Follow site activity RSS 20. Site Map
Private area SPIP

Tableaux Parisiens

The Do Right Hall, Marfa, Texas, October 2011

curated by Nicholas Knight


Location, location, …dislocation.

This exhibition brings together artwork from and about Paris, France. Most of the artists here call that city home; a few others live in the US but have been influenced by time spent there. These two groups fill different roles in this show: the non-French are showing work about Paris, but the French are just making their work, without necessarily considering Paris as the background. Together, this adds up to an off-kilter picture of the effect of context on its subject.

Context and subject guide this exhibition in shifting ways. For one thing, “Tableaux Parisiens” gathers artists who are self-consciously distorting the contexts within which their works are formed: Dominique Gonzalez-Foerster’s video speaks about the strange feeling of trying to make sense of a foreign place, in this case the city of Brasilia, in Brazil. Géraldine Longueville and Mark Geffriaud’s project is based on a cross-country trip through the US in 2007, during which they executed artworks assigned to them by other artists back in France, who were imagining what Mark and Géraldine might encounter on their long drive.
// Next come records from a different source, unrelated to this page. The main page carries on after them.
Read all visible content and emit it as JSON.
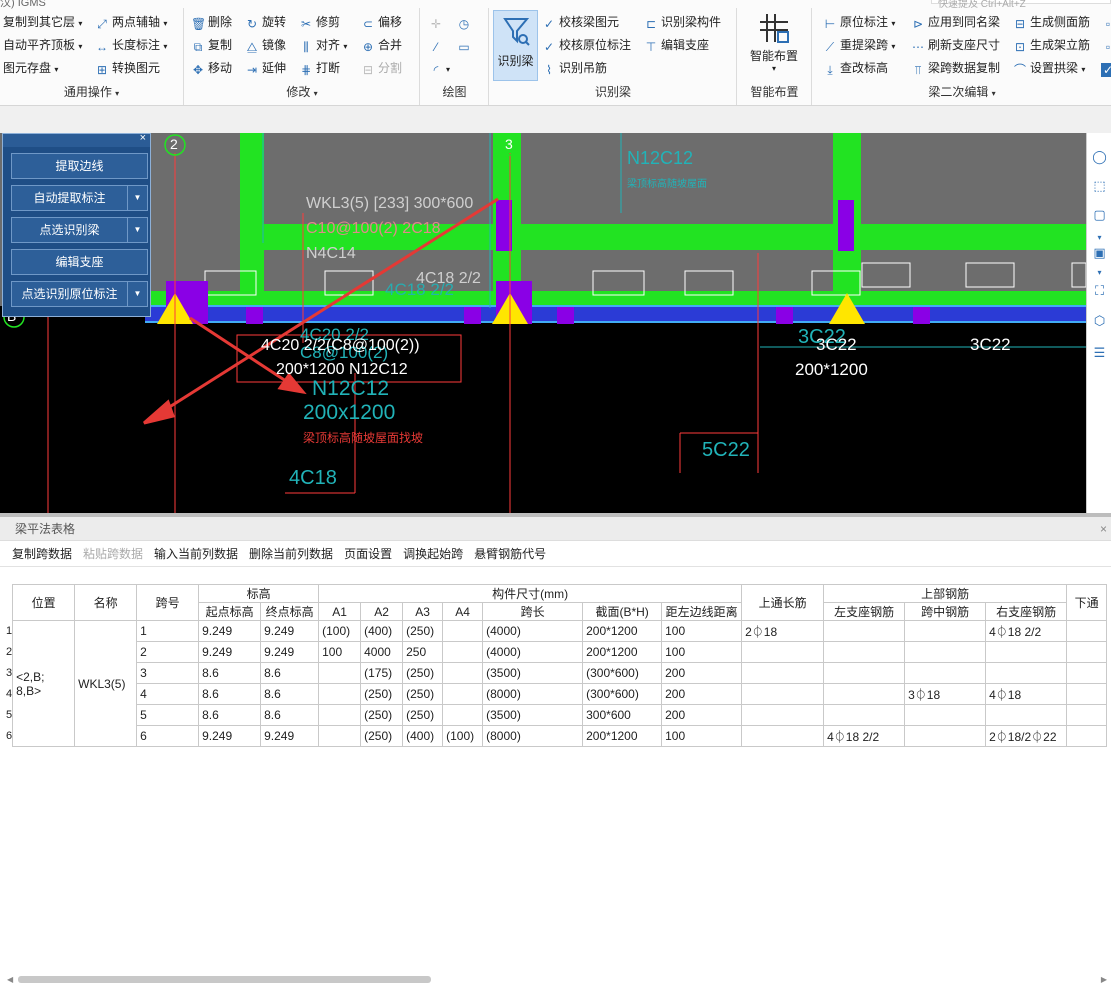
{
  "ribbon": {
    "top_text": "汉)     IGMS",
    "search_hint": "快速提及 Ctrl+Alt+Z",
    "groups": {
      "general": {
        "title": "通用操作",
        "items": [
          "复制到其它层",
          "自动平齐顶板",
          "图元存盘",
          "两点辅轴",
          "长度标注",
          "转换图元"
        ]
      },
      "modify": {
        "title": "修改",
        "items": [
          "删除",
          "复制",
          "移动",
          "旋转",
          "镜像",
          "延伸",
          "修剪",
          "对齐",
          "打断",
          "偏移",
          "合并",
          "分割"
        ]
      },
      "draw": {
        "title": "绘图"
      },
      "recognize": {
        "title": "识别梁",
        "big": "识别梁",
        "items": [
          "校核梁图元",
          "校核原位标注",
          "识别吊筋",
          "识别梁构件",
          "编辑支座"
        ]
      },
      "smart": {
        "title": "智能布置",
        "big": "智能布置"
      },
      "secondary": {
        "title": "梁二次编辑",
        "items": [
          "原位标注",
          "重提梁跨",
          "查改标高",
          "应用到同名梁",
          "刷新支座尺寸",
          "梁跨数据复制",
          "生成侧面筋",
          "生成架立筋",
          "设置拱梁"
        ]
      }
    }
  },
  "panel": {
    "close": "×",
    "buttons": [
      "提取边线",
      "自动提取标注",
      "点选识别梁",
      "编辑支座",
      "点选识别原位标注"
    ]
  },
  "cad": {
    "axis_labels": [
      "2",
      "3",
      "B"
    ],
    "beam_label": "WKL3(5) [233] 300*600",
    "beam_stirrup": "C10@100(2) 2C18",
    "beam_side": "N4C14",
    "rebar_4c18": "4C18 2/2",
    "rebar_4c18_ghost": "4C18 2/2",
    "anno_main_1": "4C20 2/2(C8@100(2))",
    "anno_main_2": "200*1200 N12C12",
    "anno_ghost_1": "4C20 2/2",
    "anno_ghost_2": "C8@100(2)",
    "anno_ghost_3": "N12C12",
    "anno_ghost_4": "200x1200",
    "anno_red": "梁顶标高随坡屋面找坡",
    "anno_4c18_low": "4C18",
    "anno_5c22": "5C22",
    "anno_3c22_ghost": "3C22",
    "anno_3c22_a": "3C22",
    "anno_3c22_b": "3C22",
    "anno_200x1200": "200*1200",
    "anno_top_ghost_1": "N12C12",
    "anno_top_ghost_2": "梁顶标高随坡屋面"
  },
  "table": {
    "window_title": "梁平法表格",
    "close": "×",
    "toolbar": [
      {
        "label": "复制跨数据",
        "enabled": true
      },
      {
        "label": "粘贴跨数据",
        "enabled": false
      },
      {
        "label": "输入当前列数据",
        "enabled": true
      },
      {
        "label": "删除当前列数据",
        "enabled": true
      },
      {
        "label": "页面设置",
        "enabled": true
      },
      {
        "label": "调换起始跨",
        "enabled": true
      },
      {
        "label": "悬臂钢筋代号",
        "enabled": true
      }
    ],
    "headers": {
      "position": "位置",
      "name": "名称",
      "span": "跨号",
      "elevation": "标高",
      "start_elev": "起点标高",
      "end_elev": "终点标高",
      "dims": "构件尺寸(mm)",
      "a1": "A1",
      "a2": "A2",
      "a3": "A3",
      "a4": "A4",
      "span_len": "跨长",
      "section": "截面(B*H)",
      "edge_dist": "距左边线距离",
      "top_through": "上通长筋",
      "top_rebar": "上部钢筋",
      "left_support": "左支座钢筋",
      "mid_span": "跨中钢筋",
      "right_support": "右支座钢筋",
      "bottom_through": "下通"
    },
    "position_value": "<2,B; 8,B>",
    "name_value": "WKL3(5)",
    "rows": [
      {
        "n": "1",
        "span": "1",
        "start": "9.249",
        "end": "9.249",
        "a1": "(100)",
        "a2": "(400)",
        "a3": "(250)",
        "a4": "",
        "len": "(4000)",
        "sec": "200*1200",
        "dist": "100",
        "top": "2⏀18",
        "left": "",
        "mid": "",
        "right": "4⏀18 2/2",
        "bot": ""
      },
      {
        "n": "2",
        "span": "2",
        "start": "9.249",
        "end": "9.249",
        "a1": "100",
        "a2": "4000",
        "a3": "250",
        "a4": "",
        "len": "(4000)",
        "sec": "200*1200",
        "dist": "100",
        "top": "",
        "left": "",
        "mid": "",
        "right": "",
        "bot": ""
      },
      {
        "n": "3",
        "span": "3",
        "start": "8.6",
        "end": "8.6",
        "a1": "",
        "a2": "(175)",
        "a3": "(250)",
        "a4": "",
        "len": "(3500)",
        "sec": "(300*600)",
        "dist": "200",
        "top": "",
        "left": "",
        "mid": "",
        "right": "",
        "bot": ""
      },
      {
        "n": "4",
        "span": "4",
        "start": "8.6",
        "end": "8.6",
        "a1": "",
        "a2": "(250)",
        "a3": "(250)",
        "a4": "",
        "len": "(8000)",
        "sec": "(300*600)",
        "dist": "200",
        "top": "",
        "left": "",
        "mid": "3⏀18",
        "right": "4⏀18",
        "bot": ""
      },
      {
        "n": "5",
        "span": "5",
        "start": "8.6",
        "end": "8.6",
        "a1": "",
        "a2": "(250)",
        "a3": "(250)",
        "a4": "",
        "len": "(3500)",
        "sec": "300*600",
        "dist": "200",
        "top": "",
        "left": "",
        "mid": "",
        "right": "",
        "bot": ""
      },
      {
        "n": "6",
        "span": "6",
        "start": "9.249",
        "end": "9.249",
        "a1": "",
        "a2": "(250)",
        "a3": "(400)",
        "a4": "(100)",
        "len": "(8000)",
        "sec": "200*1200",
        "dist": "100",
        "top": "",
        "left": "4⏀18 2/2",
        "mid": "",
        "right": "2⏀18/2⏀22",
        "bot": ""
      }
    ]
  },
  "colors": {
    "beam": "#22e322",
    "column": "#8a00e6",
    "support": "#ffe600",
    "axis": "#ff3b3b",
    "annotation_red": "#e53935",
    "cyan": "#21b3b8",
    "arrow": "#e53935"
  }
}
Their project also marks a reversal between context and subject: after all, Longueville and Geffriaud have enlisted other artists as their medium. Their subject, we could say, is the subjectivity of these other people, who have been given the task of imagining a context. Elodie Royer and Yoann Gourmel have performed a similar dislocation, only their project is specifically focused on the destination of Marfa. They asked their six contributors to make the Post-It notes that are placed on the computers in the gallery. The Post-Its are an independent curatorial project inside of “Tableaux Parisiens.”

The exhibition repeatedly exploits the dislocated meanings of the word “subject.” Joianne Bittle’s work in the entryway includes - among other things - materials from the archive of Raphaele Shirley, producing an imbalance in its historiographic layering of references. Shirley herself contributes a text about the same archive, which documents the opening of an art performance space in the early 2000’s. Again, subject displaced into archive, displaced into subject.

Shirley’s performance space transformed an old peep-show building into an avant-garde art center. The profound contextual role that architecture plays is another path through “Tableaux Parisiens.” Gonzalez-Foerster’s video includes Oscar Niemeyer buildings in Brasilia; a Niemeyer project in Paris, built for the French Communist Headquarters, is depicted in the architectural photography of James Ewing. Nina Safainia, a practicing architect in Paris, contributes a pensée sur l’architecture. And Joianne Bittle’s work in the main gallery pivots off all these facets of the built environment: the painted panels were originally studies for a larger painting completed in Paris in 2010, as part of a project that Dominique Gonzalez-Foerster did for the fashion house Balenciaga, which was inspired by the landscape in Brazil. Dislocation indeed!

Of course, there is no architecture without landscape. But that does not necessarily make the landscape any more “natural” than the buildings it contains. With great economy, Aurélien Mole’s sculptural photograph captures the feedback loop in our relationship to the landscape. Christina Hejtmanek’s nine sunset variations show us that even our encounter with the sublime is subject to careful calibration and manipulation.

From manipulating the landscape to manipulating its bounty: Sébastien Pluot will be cooking a meal in Paris, to be broadcast into the gallery by Skype. This performance brings a visceral edge to the distance between the two locations of Paris and Marfa. Fabien Vallos, a philosopher and culinary historian in Paris, contributes the menu from a recent meal he served, along with a brief historical explanation of its references, creating a deep divide between the text and its referent.

Sarah Butler’s work divides not the text from its referent, but the textual field from itself: after teaching herself to write backwards and left-handed, the curved mirror re-reverses the language back into legibility. The mirror is a prominent device in “Tableaux Parisiens,” for its ability to dislocate and transform its subject. Graham Guerra’s large, mirrored print of Manet’s Olympia is overdrawn with a trifurcating example of a very early fractal. Bittle’s mirrors make reference to both the optical tricks of classical dioramas and the encompassing reflections that surround any visitor to a fashion boutique.

Facing mirrors create infinite reflections, in two directions. Jordan Kantor’s book and video are based on the single direction of a self-consuming series of copies. Kantor xeroxed a photo of a painting by Degas (depicting Manet and his wife (which Manet had cropped, cutting out Mrs. Manet)), then he (Kantor) copied the copy, and then copied that copy, (…), until the image disappeared. The void opens and swallows history. Yann Serandour opens the void from a different angle, enlarging Yves Klein’s blank monochrome field (which first appeared alongside the famous Leap Into the Void) into a work in itself.

The blank field gets a final twist in the work by A Constructed World. The absence their floor mat declares needs no further articulation from this text, especially in the context of a deconsecrated church.